Vogel arrived at the counter, pushing herself in close. She loomed over Karsten, her mirrored eyes reflecting his stifled fear right back at him. “I will ask you this now, Karsten Mueler of the Brokers: Whom did you tell?”
“I—I didn’t tell anyone!” Karsten stammered, fighting to maintain eye contact. “Was there something to tell? I don’t know what you’re talking about!”
Vogel cocked her head, hissing indignantly. She bore her glare into him, her rhythmic breathing scraping at his soul.
“I will not ask you again,” she growled.
And just like that, Karsten was cornered. He wordlessly sputtered for a moment, hoping to find some miracle way out. But in the end, he understood his only real choice was to submit. Everyone in the business knew there was no hiding anything from Lilith Vogel, not without incurring her considerable wrath. Out of options, he threw his arms up in defeat. It was time he got this over with.
“Okay… okay. I admit it,” he said, his fears slowly turning to relief at the truth. “I broke the code, I passed along information, I took a side. If you want to assemble the IHS board, bring me up on charges, take away my license, so be it. I’ll have to live with that. But know this—I will never tell you who I told.”
Karsten stood straight, puffing out his chest. He glared back at Vogel with defiance, dropping his years-long act. At long last, he would get to say to her all the things he’d ever wanted.
“There is nothing you can do to make me talk,” he declared. “And that’s because you, and your boss Metzer, and all of your Verloren Industries ilk, are nothing but a pack of slime-sucking brigands. So go ahead, ruin me, I don’t care. But you will never find them!”
Vogel flicked her wrist. A delicate knife snapped into her fingers. Before Karsten even had a chance to react, she swiftly slashed him deep across the throat.
Karsten reeled, windless, unable to scream. He fell backwards, slamming his back into the display case, staring at Vogel in terror. Clutching his neck, he felt the warmth leave his body, dribbling through his fingers and soaking into his shirt.
“I am afraid I do not have time to deal with you properly, Mr. Mueler,” Vogel sighed. She leaned in closer, her voice almost a whisper. “But rest assured, I will find them, it is only a matter of when. And once I do, they will not face a painless end. Oh no. For this I shall give them a long, slow farewell. Your miserable pack of thieves will beg for death before I’m finished stripping the flesh from their bones. This I promise you.”

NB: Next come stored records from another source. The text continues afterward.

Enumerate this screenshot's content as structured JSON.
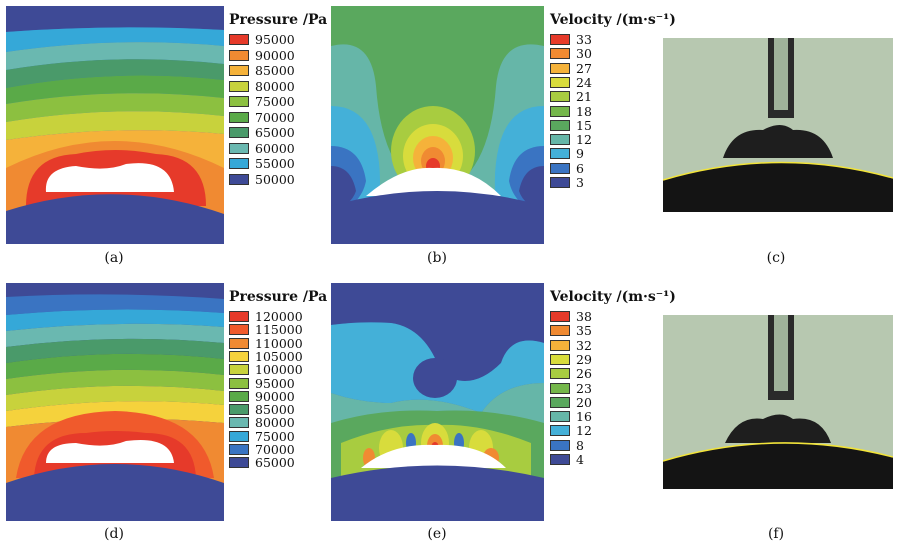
{
  "panels": {
    "a": {
      "caption": "(a)"
    },
    "b": {
      "caption": "(b)"
    },
    "c": {
      "caption": "(c)"
    },
    "d": {
      "caption": "(d)"
    },
    "e": {
      "caption": "(e)"
    },
    "f": {
      "caption": "(f)"
    }
  },
  "legends": {
    "pressure_top": {
      "title": "Pressure /Pa",
      "levels": [
        "95000",
        "90000",
        "85000",
        "80000",
        "75000",
        "70000",
        "65000",
        "60000",
        "55000",
        "50000"
      ],
      "colors": [
        "#e63a2a",
        "#f08a32",
        "#f5b23a",
        "#c8d23c",
        "#8cc040",
        "#5aaa48",
        "#4a9a6a",
        "#6ab8b0",
        "#35a8d8",
        "#3e4a96"
      ]
    },
    "velocity_top": {
      "title": "Velocity /(m·s⁻¹)",
      "levels": [
        "33",
        "30",
        "27",
        "24",
        "21",
        "18",
        "15",
        "12",
        "9",
        "6",
        "3"
      ],
      "colors": [
        "#e63a2a",
        "#f08a32",
        "#f5b23a",
        "#d8dc3c",
        "#a8cc40",
        "#74b64a",
        "#5aa85e",
        "#66b6a8",
        "#44b0d8",
        "#3a74c2",
        "#3e4a96"
      ]
    },
    "pressure_bottom": {
      "title": "Pressure /Pa",
      "levels": [
        "120000",
        "115000",
        "110000",
        "105000",
        "100000",
        "95000",
        "90000",
        "85000",
        "80000",
        "75000",
        "70000",
        "65000"
      ],
      "colors": [
        "#e63a2a",
        "#f05a2c",
        "#f08a32",
        "#f5d23c",
        "#c8d23c",
        "#8cc040",
        "#5aaa48",
        "#4a9a6a",
        "#6ab8b0",
        "#35a8d8",
        "#3a74c2",
        "#3e4a96"
      ]
    },
    "velocity_bottom": {
      "title": "Velocity /(m·s⁻¹)",
      "levels": [
        "38",
        "35",
        "32",
        "29",
        "26",
        "23",
        "20",
        "16",
        "12",
        "8",
        "4"
      ],
      "colors": [
        "#e63a2a",
        "#f08a32",
        "#f5b23a",
        "#d8dc3c",
        "#a8cc40",
        "#74b64a",
        "#5aa85e",
        "#66b6a8",
        "#44b0d8",
        "#3a74c2",
        "#3e4a96"
      ]
    }
  },
  "colors": {
    "background": "#ffffff",
    "photo_background": "#b7c8b0",
    "substrate": "#141414",
    "interface_line": "#f2e43a",
    "droplet": "#ffffff"
  }
}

Karsten’s body weakened, his heartbeat grew faint. He dropped to his knees before finally collapsing onto the floor in a crumpled heap, a pool of shimmering scarlet bathing the tiles beneath him.
Vogel calmly strode behind the counter and pressed the handle of her knife into Karsten’s palm. Seemingly satisfied with her task, she wiped the blood from her hand with a dark handkerchief and pulled out a pocket radio. She made her way towards the exit, speaking into the receiver as she did.
“Search the docks,” she coldly ordered.
As Karsten lay there, choking on his final breaths, his mind turned to Sheah, and the terrible mess he had just gotten his niece into. He prayed to the Angels, with every last drop of his life, that she would get out of this, and that somehow, someday, she might possibly forgive him. His vision fading, Karsten spent his final moments staring up at Vogel, her hands crusted with his blood, as she passed through the threshold and sank into the dark void of the night.